Deutsche has followed this playbook. From the branding to the senior management, this is collaborative exercise. Mitchinson and Ham, the former co-CEOs of Numis, retain their roles in Deutsche Numis, with Johnsson as chairman. The management team comprises co-heads from each business. Dan Ross, who joined Deutsche from Barclays two years ago, will run investment banking at Deutsche Numis along with James Taylor, his counterpart at Numis. Lewis Burnett, who ran corporate broking at Deutsche, moves across to Deutsche Numis as co-head alongside Mark Lander.
Equity capital markets is run jointly by Mark Hankinson from Deutsche and Jamie Loughborough at Numis. Meanwhile Numis banker Stuart Ord co-heads M&A with Oliver Ives from Deutsche.
In any co-head structure, collaboration and trust are vital. Then it’s up to the team to convince clients where Numis serves as a broker to a company that it has a sufficiently compelling offer for them to shift allegiances from their incumbent advisers or financing banks.
European banks have steadily lost ground to US rivals in ECM over the past decade but for Deutsche this was compounded by its 2019 restructuring, which hampered its ability to win senior roles on IPOs and rights issues. In addition, a slew of blue-chip companies such as Unilever, IAG and Whitbread replaced it as broker, as senior bankers quit for rivals.

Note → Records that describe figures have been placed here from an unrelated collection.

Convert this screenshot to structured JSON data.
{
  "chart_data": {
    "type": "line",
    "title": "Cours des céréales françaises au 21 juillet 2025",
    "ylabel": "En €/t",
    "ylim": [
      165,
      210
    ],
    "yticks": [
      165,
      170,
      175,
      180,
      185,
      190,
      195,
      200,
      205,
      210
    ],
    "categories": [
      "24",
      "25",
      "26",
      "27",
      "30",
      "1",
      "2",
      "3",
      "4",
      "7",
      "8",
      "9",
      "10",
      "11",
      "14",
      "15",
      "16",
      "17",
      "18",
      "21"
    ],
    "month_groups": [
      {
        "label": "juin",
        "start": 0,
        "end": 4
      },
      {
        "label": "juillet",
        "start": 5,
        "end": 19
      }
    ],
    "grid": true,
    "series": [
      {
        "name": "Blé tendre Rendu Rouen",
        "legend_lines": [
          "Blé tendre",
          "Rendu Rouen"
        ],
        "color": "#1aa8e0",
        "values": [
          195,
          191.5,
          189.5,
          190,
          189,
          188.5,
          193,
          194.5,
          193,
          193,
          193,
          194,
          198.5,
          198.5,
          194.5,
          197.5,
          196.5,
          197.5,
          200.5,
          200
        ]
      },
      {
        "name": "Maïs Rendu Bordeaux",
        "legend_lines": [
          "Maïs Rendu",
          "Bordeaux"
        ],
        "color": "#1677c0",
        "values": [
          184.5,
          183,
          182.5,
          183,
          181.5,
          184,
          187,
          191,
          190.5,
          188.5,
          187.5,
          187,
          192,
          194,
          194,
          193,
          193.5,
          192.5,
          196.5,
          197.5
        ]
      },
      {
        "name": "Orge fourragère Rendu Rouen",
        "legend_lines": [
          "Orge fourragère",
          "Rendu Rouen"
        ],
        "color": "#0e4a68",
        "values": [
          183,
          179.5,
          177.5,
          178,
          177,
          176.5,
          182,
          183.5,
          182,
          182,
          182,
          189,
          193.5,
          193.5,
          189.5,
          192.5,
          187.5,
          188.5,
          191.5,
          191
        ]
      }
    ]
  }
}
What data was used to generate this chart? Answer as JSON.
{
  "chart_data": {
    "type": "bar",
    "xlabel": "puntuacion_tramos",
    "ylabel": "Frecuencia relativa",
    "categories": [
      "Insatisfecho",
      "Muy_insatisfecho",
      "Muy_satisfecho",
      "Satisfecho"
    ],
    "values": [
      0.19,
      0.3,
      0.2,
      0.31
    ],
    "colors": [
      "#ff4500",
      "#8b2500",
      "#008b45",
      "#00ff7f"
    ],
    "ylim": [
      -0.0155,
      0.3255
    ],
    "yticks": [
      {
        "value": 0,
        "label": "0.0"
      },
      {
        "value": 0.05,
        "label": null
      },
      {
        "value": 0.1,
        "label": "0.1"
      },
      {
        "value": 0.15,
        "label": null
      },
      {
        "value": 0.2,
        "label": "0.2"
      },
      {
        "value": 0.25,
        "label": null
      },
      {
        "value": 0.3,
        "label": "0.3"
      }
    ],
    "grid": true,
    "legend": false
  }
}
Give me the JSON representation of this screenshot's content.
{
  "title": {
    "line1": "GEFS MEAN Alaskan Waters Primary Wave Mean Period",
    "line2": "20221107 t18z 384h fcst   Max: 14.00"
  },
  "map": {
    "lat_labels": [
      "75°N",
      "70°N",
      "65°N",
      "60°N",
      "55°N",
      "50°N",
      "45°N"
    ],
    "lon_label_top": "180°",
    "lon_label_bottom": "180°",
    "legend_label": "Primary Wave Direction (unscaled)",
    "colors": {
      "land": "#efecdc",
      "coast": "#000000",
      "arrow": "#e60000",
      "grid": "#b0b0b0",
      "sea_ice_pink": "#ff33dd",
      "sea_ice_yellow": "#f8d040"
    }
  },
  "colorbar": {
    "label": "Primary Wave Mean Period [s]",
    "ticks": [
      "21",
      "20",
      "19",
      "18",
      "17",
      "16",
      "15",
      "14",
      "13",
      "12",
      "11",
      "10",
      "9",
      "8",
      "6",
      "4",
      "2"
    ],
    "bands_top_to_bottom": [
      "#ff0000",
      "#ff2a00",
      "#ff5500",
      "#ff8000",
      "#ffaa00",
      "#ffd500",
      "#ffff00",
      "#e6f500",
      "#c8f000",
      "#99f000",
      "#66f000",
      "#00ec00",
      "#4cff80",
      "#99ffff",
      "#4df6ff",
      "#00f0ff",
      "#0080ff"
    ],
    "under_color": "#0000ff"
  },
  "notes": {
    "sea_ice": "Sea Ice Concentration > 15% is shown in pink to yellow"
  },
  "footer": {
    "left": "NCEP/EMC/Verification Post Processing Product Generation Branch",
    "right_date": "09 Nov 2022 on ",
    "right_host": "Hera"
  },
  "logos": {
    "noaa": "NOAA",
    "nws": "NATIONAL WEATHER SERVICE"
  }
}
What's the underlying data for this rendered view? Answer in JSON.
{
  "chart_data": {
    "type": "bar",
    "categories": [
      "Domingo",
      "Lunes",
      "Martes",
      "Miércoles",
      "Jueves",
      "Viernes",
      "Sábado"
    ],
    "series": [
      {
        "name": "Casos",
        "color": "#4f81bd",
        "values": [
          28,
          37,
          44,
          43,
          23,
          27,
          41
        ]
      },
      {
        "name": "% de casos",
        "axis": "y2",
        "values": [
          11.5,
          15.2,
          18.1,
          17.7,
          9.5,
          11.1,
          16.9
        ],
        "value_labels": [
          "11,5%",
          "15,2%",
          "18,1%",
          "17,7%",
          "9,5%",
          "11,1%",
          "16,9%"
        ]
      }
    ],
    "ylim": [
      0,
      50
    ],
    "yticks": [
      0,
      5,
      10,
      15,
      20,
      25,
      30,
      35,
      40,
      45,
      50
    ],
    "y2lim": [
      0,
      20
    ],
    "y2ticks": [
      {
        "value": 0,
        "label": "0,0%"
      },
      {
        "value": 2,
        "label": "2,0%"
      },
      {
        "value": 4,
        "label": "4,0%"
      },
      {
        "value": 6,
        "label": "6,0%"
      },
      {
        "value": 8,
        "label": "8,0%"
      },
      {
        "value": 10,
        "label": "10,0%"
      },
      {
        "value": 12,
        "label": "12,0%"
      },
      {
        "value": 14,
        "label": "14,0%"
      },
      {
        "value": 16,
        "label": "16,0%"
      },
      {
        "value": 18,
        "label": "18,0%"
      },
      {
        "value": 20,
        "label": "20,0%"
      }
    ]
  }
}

But four years on it looks well positioned for the next upturn. Rivals will look to capitalise on any fallout from the integration but in private they agree that Deutsche has made the right acquisition to revive its UK fortunes. Too many banking mergers have failed because they were executed in haste at the top of the cycle. But as well as being a good fit, the acquisition by Deutsche of Numis looks to be perfectly timed.